Cook the onions tender in two waters; drain, and lay in a deep pudding-dish. Thicken a pint of hot milk with a teaspoonful of corn-starch rubbed into two teaspoonfuls of butter and gradually pour this white sauce upon two beaten eggs. Season with pepper and salt and pour the mixture about the onions. Bake until the custard is set.

GREEN PEAS

They lose sweetness with every hour—I might say with every minute—that passes after they have been picked. The passage from garden to kitchen and from pod to pot should be made as short as possible. As you shell throw them into cold water, not holding them in the hand until they are heated and moist. As soon as the last is shelled, drain and cook.

Boiled green peas

Shell and lay in cold water for ten minutes. Drain, turn into slightly salted boiling water and cook for about twenty-five minutes, or until very tender, but not broken. Drain in a colander, put into a dish, stir into the peas a lump of butter, and sprinkle very lightly with salt and pepper.

Green pea pancakes

Boil a pint of shelled peas, and mash while hot, adding a tablespoonful of butter and salt and pepper to taste. Now beat in two whipped eggs, a half pint of milk and five tablespoonfuls of prepared flour. Beat hard and fry on a hot griddle. A soapstone griddle is best. Then they are baked—not fried.

Green pea soufflé

Boil a pint of shelled peas until very tender, and mash with two tablespoonfuls of melted butter. Beat three eggs light and stir into them a pint of milk and the mashed peas. Season with salt and pepper, beat hard and turn into a greased pudding-dish. Bake, covered, for twenty minutes; uncover and brown. Serve this soufflé as soon as it is removed from the oven.

Green pea fritters

Shell enough peas to make a quart without the pods. Lay the peas in cold water for a half hour; put over the fire in two quarts of boiling salted water and cook for half an hour, or until very tender, but not broken. Drain free of water, turn into a bowl and mash soft with two tablespoonfuls of butter and with salt to taste. Beat four eggs very light, add to them three gills of milk and a cupful of flour with which has been sifted a teaspoonful of baking-powder and a half teaspoonful of salt. Stir the mashed peas by the great spoonful into this mixture and beat until you have a smooth, light green batter. Have your soapstone griddle very hot and drop your batter by the spoonful upon this. When done on one side turn and bake to a delicate brown. Serve very hot as a vegetable to accompany any kind of meat or poultry.
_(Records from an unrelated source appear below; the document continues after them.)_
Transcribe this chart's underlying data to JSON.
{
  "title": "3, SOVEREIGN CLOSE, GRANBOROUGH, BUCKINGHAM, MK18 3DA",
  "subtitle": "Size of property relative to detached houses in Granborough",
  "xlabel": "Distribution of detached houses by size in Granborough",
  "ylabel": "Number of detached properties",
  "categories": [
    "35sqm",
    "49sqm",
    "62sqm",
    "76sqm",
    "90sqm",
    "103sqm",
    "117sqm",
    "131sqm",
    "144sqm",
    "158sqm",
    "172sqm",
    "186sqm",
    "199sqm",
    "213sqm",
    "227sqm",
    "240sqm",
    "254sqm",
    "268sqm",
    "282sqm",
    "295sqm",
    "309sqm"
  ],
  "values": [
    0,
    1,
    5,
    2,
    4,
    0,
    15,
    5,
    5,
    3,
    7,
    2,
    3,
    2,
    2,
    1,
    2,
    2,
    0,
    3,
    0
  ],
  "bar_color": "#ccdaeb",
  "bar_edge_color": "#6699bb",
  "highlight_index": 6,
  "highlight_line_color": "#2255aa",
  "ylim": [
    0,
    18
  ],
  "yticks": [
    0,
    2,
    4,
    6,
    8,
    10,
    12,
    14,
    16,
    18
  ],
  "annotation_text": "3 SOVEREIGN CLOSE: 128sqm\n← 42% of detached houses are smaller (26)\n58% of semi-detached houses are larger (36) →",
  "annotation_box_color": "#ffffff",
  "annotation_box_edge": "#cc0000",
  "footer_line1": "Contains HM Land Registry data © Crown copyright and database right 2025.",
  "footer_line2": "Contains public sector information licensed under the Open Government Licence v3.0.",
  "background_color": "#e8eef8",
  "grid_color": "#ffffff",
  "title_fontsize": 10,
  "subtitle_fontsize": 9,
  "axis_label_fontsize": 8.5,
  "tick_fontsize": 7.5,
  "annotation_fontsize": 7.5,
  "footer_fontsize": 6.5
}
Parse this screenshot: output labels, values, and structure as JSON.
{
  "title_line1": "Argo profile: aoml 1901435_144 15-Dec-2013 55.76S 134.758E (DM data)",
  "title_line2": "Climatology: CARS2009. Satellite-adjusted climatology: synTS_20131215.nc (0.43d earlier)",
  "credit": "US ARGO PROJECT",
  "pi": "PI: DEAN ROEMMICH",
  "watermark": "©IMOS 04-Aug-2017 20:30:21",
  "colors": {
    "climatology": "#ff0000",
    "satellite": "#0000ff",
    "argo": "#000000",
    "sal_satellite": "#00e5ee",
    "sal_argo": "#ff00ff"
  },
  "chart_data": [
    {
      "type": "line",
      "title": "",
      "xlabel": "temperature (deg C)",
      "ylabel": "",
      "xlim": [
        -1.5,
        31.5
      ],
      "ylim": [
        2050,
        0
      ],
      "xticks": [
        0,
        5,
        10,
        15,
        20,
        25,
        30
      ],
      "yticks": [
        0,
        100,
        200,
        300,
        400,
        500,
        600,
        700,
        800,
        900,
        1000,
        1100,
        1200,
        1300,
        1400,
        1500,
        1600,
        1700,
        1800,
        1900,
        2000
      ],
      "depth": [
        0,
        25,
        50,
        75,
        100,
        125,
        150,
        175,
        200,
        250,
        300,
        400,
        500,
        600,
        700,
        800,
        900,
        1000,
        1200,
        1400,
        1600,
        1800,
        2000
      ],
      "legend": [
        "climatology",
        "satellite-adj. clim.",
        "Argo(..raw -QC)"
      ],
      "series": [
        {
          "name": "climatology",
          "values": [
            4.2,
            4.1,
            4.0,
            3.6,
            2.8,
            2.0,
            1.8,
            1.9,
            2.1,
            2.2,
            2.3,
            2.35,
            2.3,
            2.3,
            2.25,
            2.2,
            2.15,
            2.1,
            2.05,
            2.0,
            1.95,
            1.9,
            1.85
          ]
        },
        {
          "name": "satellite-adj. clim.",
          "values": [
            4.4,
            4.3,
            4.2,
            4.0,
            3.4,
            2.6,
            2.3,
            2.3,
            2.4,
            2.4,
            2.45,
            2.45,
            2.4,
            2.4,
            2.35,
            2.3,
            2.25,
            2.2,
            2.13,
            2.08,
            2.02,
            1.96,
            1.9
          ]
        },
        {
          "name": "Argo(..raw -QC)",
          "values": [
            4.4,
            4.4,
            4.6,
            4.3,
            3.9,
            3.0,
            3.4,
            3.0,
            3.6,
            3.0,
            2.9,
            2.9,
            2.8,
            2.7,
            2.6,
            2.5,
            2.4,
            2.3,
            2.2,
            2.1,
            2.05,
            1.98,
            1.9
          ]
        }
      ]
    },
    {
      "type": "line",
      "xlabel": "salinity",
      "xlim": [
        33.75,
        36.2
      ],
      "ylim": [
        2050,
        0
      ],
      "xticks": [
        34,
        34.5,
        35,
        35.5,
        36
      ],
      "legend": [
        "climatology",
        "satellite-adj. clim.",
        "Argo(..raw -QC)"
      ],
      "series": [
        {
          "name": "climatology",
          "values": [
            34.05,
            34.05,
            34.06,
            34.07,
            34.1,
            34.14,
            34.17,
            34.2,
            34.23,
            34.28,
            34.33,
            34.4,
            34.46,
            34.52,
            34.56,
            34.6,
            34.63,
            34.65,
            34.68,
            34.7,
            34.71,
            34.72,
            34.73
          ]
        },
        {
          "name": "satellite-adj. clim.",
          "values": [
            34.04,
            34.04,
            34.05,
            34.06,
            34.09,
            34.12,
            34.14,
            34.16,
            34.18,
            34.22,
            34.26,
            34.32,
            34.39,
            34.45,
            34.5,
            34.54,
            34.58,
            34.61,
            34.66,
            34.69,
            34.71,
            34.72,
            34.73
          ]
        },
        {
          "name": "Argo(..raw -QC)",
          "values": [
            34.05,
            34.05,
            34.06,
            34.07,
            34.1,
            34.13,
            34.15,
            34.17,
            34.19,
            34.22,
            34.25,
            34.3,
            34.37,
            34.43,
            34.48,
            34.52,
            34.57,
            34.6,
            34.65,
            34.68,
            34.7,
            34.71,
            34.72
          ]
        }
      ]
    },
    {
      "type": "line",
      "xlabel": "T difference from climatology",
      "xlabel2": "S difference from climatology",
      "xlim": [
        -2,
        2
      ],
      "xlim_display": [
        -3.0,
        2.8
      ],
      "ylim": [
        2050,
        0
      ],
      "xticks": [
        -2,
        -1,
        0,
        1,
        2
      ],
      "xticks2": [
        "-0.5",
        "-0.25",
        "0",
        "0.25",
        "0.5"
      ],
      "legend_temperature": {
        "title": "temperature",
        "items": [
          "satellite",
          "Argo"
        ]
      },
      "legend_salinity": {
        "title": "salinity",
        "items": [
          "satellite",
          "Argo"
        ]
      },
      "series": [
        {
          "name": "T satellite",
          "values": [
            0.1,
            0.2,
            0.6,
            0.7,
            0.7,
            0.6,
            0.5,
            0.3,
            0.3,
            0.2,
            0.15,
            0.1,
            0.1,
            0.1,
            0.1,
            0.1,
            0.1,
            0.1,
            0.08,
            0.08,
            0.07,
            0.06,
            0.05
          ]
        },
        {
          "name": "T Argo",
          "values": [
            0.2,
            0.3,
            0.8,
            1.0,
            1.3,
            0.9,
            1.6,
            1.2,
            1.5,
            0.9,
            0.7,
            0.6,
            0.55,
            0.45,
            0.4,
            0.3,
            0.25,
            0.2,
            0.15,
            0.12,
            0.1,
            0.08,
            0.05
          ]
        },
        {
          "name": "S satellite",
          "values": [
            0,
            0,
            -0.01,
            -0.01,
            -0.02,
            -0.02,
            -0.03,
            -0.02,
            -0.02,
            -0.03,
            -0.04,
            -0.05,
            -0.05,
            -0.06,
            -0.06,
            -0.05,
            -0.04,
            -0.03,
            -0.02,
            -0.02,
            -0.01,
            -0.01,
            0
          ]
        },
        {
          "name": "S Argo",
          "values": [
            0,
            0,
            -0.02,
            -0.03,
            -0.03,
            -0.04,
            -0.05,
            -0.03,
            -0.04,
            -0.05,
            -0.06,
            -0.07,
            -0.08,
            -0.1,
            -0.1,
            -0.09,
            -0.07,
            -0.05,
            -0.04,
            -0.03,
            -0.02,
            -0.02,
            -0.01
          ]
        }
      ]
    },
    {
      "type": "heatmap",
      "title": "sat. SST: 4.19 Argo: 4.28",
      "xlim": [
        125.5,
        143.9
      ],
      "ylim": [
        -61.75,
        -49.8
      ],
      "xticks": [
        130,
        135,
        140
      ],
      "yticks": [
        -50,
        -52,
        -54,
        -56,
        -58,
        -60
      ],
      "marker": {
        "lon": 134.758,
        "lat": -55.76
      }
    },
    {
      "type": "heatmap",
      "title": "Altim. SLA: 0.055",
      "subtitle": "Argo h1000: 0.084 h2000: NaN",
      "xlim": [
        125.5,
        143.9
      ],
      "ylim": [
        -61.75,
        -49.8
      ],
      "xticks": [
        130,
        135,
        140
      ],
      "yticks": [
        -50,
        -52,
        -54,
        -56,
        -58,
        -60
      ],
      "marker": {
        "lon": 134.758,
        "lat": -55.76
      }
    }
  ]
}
TOAST AND ANCHOVIES GARNISHED WITH LEMON
STUFFED TOMATOES GARNISHED WITH RICE AND SHREDDED LEMON
GREEN PEAS GARNISHED WITH POTATOES

Green pea croquettes

Peas that are getting hard will do for these. Boil in just enough salted water to cover them well. While hot, run through the vegetable press. Beat to a smooth paste with a tablespoonful of butter and two of flour. Pepper and salt to taste, drop in a dash of onion juice; lastly, beat in a well-whipped egg. Stir in a vessel set within another of boiling water until hot all through, and set away until cold and stiff. Mold then into croquettes, dip in beaten egg and cracker-crumbs; leave on ice for half an hour before frying in boiling deep cottolene or other fat. Drain and serve very hot.

You may use canned peas if you can not get fresh.

PEPPERS

The large, green peppers, known to the green-grocer as “sweet peppers,” have grown rapidly into favor as a fresh vegetable, within the last decade. They must be seeded with the utmost care. A touch of the seeds against the green sides will ruin the latter for present use. Get hold of the inner stem and draw the clustered seeds through the opening at the stem end, without touching the inside walls.